Funnily enough, Heart of the Matter tried to look at television itself as though it is our contemporary cave-painting. In ways, of course, it is, even if the pictures move without your having to act the suburban shamen. David Burke of the anti-television outfit, White Dot, argued that watching TV is terrible for individuals and society. So, why should we watch him tell us this? Well, even accepting the unavoidable irony, Burke's arguments were as off the wall as ape-man's techniques.

Of course, many people watch too much TV and it can make viewers passive and mentally dull. But if David Burke is the result of not watching TV, then it is obvious that mental dullness can be acquired through TV abstinence too. "TV is teaching you, you're boring," he said. In fact, at the moment he said it, TV was teaching me that David Burke is boring. He was right to argue that a "stream of bullying and persuasion" comes out of the box. But knowing that, you can learn to cope with it.

That's why so much TV advertising is deeply offensive. It can only pretend to treat you as an equal. Paying the piper, it calls the tune. Anyway, Burke has written an anti-television book titled Get A Life. There are important anti-television books to be written but on the evidence of the author's precis of this one, he ought to take his own advice and quit writing books. Still, Heart of the Matter, in allowing David Burke to demolish his own arguments, will have stimulated people to think about what the box is telling them. Clever TV and properly inconclusive.

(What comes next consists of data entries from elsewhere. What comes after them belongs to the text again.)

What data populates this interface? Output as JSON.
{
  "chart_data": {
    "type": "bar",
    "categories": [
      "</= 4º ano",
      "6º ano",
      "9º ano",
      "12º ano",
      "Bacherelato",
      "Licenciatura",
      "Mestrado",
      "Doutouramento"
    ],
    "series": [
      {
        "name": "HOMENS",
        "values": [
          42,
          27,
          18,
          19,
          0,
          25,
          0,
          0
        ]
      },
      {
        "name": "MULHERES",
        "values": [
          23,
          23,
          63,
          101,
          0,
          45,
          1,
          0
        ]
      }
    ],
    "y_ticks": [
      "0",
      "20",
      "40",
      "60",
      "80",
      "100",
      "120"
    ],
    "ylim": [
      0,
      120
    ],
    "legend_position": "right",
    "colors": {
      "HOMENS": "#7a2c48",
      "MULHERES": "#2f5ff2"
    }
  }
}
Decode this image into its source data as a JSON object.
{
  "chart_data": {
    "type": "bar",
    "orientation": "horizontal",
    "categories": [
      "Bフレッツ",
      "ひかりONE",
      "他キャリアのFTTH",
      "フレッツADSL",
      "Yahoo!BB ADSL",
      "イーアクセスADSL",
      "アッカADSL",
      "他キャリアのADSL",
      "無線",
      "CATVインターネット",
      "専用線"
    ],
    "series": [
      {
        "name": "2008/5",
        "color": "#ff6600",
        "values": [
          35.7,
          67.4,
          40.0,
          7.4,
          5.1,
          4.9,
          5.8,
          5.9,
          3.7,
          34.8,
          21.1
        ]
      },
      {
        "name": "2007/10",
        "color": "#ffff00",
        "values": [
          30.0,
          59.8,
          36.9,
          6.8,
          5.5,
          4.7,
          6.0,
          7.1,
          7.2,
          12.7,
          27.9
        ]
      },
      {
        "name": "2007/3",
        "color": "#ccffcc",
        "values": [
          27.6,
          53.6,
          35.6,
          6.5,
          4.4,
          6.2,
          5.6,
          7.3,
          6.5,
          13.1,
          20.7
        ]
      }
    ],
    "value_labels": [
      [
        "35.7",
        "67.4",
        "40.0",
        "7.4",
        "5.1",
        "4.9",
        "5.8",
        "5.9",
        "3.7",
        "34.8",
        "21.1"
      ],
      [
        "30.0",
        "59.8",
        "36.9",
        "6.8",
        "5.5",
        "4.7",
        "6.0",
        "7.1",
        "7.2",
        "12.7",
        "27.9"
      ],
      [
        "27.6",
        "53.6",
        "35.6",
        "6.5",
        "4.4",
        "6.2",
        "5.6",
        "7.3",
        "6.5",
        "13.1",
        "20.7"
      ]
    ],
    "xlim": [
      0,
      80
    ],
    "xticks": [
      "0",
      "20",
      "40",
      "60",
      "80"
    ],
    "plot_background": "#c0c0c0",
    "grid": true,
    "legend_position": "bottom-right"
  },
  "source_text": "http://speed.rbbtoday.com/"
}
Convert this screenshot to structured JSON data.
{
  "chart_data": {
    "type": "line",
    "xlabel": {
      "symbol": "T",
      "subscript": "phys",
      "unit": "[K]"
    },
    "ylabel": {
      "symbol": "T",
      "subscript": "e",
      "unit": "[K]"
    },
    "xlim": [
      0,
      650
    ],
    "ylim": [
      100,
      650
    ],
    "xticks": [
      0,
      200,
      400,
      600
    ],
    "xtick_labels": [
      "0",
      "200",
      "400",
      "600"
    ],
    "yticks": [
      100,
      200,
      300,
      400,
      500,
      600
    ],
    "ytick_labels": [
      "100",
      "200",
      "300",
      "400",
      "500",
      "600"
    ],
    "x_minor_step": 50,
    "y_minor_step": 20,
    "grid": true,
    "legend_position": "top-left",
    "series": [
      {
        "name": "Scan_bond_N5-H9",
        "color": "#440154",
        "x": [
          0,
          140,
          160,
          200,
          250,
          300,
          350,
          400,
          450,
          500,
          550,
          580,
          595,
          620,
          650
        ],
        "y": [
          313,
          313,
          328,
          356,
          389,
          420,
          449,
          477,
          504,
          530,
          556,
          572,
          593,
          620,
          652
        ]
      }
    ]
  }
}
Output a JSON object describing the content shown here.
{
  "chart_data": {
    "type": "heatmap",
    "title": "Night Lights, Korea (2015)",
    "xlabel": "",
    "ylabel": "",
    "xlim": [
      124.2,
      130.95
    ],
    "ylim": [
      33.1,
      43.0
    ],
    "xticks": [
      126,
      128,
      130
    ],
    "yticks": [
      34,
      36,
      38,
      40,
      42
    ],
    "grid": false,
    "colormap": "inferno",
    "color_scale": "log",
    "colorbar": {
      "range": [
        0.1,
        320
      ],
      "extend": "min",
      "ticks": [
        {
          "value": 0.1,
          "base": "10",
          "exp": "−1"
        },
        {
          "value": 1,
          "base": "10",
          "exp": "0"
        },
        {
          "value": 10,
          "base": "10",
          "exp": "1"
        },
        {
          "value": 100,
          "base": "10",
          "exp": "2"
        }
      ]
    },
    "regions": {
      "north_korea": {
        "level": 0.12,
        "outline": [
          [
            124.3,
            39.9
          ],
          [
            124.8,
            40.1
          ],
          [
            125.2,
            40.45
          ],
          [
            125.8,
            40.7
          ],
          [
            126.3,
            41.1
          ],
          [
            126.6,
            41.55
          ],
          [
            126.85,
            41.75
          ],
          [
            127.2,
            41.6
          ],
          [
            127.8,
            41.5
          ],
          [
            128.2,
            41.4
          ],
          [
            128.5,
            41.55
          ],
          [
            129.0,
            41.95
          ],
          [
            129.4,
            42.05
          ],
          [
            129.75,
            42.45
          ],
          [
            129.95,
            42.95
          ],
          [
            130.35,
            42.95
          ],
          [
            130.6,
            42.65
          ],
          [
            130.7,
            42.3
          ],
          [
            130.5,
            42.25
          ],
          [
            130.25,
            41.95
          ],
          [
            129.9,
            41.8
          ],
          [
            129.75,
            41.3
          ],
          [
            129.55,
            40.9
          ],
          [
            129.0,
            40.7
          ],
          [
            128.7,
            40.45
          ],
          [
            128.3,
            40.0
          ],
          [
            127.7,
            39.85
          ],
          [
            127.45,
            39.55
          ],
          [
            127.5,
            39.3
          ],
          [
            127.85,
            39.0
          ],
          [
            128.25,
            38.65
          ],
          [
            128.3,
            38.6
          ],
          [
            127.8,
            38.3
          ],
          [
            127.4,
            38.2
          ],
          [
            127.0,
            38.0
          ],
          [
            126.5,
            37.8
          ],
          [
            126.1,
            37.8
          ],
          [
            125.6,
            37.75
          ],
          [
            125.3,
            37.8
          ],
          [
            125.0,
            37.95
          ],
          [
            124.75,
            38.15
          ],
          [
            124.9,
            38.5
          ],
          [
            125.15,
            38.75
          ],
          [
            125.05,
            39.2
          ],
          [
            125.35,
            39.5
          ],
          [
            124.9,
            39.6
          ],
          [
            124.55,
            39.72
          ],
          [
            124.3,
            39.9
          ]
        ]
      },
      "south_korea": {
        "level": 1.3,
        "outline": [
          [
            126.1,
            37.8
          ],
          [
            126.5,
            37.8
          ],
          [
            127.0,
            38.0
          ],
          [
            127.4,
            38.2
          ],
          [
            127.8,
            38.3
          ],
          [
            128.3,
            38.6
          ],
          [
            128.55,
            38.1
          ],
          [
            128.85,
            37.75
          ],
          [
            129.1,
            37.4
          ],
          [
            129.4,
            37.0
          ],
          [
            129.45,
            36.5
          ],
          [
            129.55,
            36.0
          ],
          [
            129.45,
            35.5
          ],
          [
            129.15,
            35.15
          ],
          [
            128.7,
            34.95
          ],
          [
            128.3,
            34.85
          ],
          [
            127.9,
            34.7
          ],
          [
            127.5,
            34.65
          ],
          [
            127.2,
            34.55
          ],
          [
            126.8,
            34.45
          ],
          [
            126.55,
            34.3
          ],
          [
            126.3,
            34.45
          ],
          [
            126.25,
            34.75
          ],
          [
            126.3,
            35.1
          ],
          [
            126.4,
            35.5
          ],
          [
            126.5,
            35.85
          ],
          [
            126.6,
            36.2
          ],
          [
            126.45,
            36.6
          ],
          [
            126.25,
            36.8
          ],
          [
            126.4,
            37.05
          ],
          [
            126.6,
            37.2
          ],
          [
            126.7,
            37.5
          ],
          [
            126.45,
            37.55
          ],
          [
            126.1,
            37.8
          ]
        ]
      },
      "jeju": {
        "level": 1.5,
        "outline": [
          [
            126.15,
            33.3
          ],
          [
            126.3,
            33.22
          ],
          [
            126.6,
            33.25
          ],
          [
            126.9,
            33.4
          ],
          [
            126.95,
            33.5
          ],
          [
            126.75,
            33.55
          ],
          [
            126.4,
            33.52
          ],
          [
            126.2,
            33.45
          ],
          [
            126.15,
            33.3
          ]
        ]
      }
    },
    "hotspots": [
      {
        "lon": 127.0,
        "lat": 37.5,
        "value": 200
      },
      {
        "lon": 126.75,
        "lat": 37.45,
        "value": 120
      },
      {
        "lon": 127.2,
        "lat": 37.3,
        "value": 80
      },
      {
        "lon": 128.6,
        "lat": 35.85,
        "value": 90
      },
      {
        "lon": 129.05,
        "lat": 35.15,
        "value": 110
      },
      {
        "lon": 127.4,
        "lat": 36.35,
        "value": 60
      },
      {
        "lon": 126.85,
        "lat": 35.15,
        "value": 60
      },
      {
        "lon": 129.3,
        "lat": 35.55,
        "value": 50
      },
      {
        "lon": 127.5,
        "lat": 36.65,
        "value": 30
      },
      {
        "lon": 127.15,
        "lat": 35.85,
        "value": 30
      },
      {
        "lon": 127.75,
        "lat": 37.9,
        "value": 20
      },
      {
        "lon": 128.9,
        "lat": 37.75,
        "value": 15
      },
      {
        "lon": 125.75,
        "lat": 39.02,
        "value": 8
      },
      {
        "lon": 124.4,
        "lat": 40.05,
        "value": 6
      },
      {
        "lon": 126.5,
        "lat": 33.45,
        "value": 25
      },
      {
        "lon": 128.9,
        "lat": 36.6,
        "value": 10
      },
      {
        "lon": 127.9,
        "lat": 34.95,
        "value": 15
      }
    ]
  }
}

Finally, The Real Lena Zavaroni. Back in 1974, aged 10, she achieved fame as "the little girl with the big voice" when her song Ma! He's Making Eyes at Me became a popular hit. For the following few years she was a regular on British television and toured Japan and the US, where she met such as Frank Sinatra, Lucille Ball and Jerry Lewis. She also sang at the White House for President Gerald Ford.

But this documentary in Channel 4's Trouble With Food season was a a full-blown horror story. Lena Zavaroni developed anorexia nervosa and over the years literally faded away, dying recently at the age of 35. Old TV performances, photographs and home movies detailed her physical deterioration. It was as though she wished to de-exist, to get her skeleton on the outside of her body. For those of us who had heard about, but never seen the full awfulness of this disease, this was salutary television. Watching this, TV wasn't teaching me that I'm boring (which may or may not be) but that I'm ignorant of a great many subjects.

Zavaroni had been plucked from a little Scottish village when she was 10. It's a ludicrously early age to be exposed to the bright lights and dark jealousies of showbiz. But who knows what caused her illness? Research into the disease suggests there's a genetic component but the complexities of nurture's effects on nature cannot be dismissed. Either way, this was a deeply disturbing story: if is was inevitable, that's horrific and if it wasn't, that's horrific too.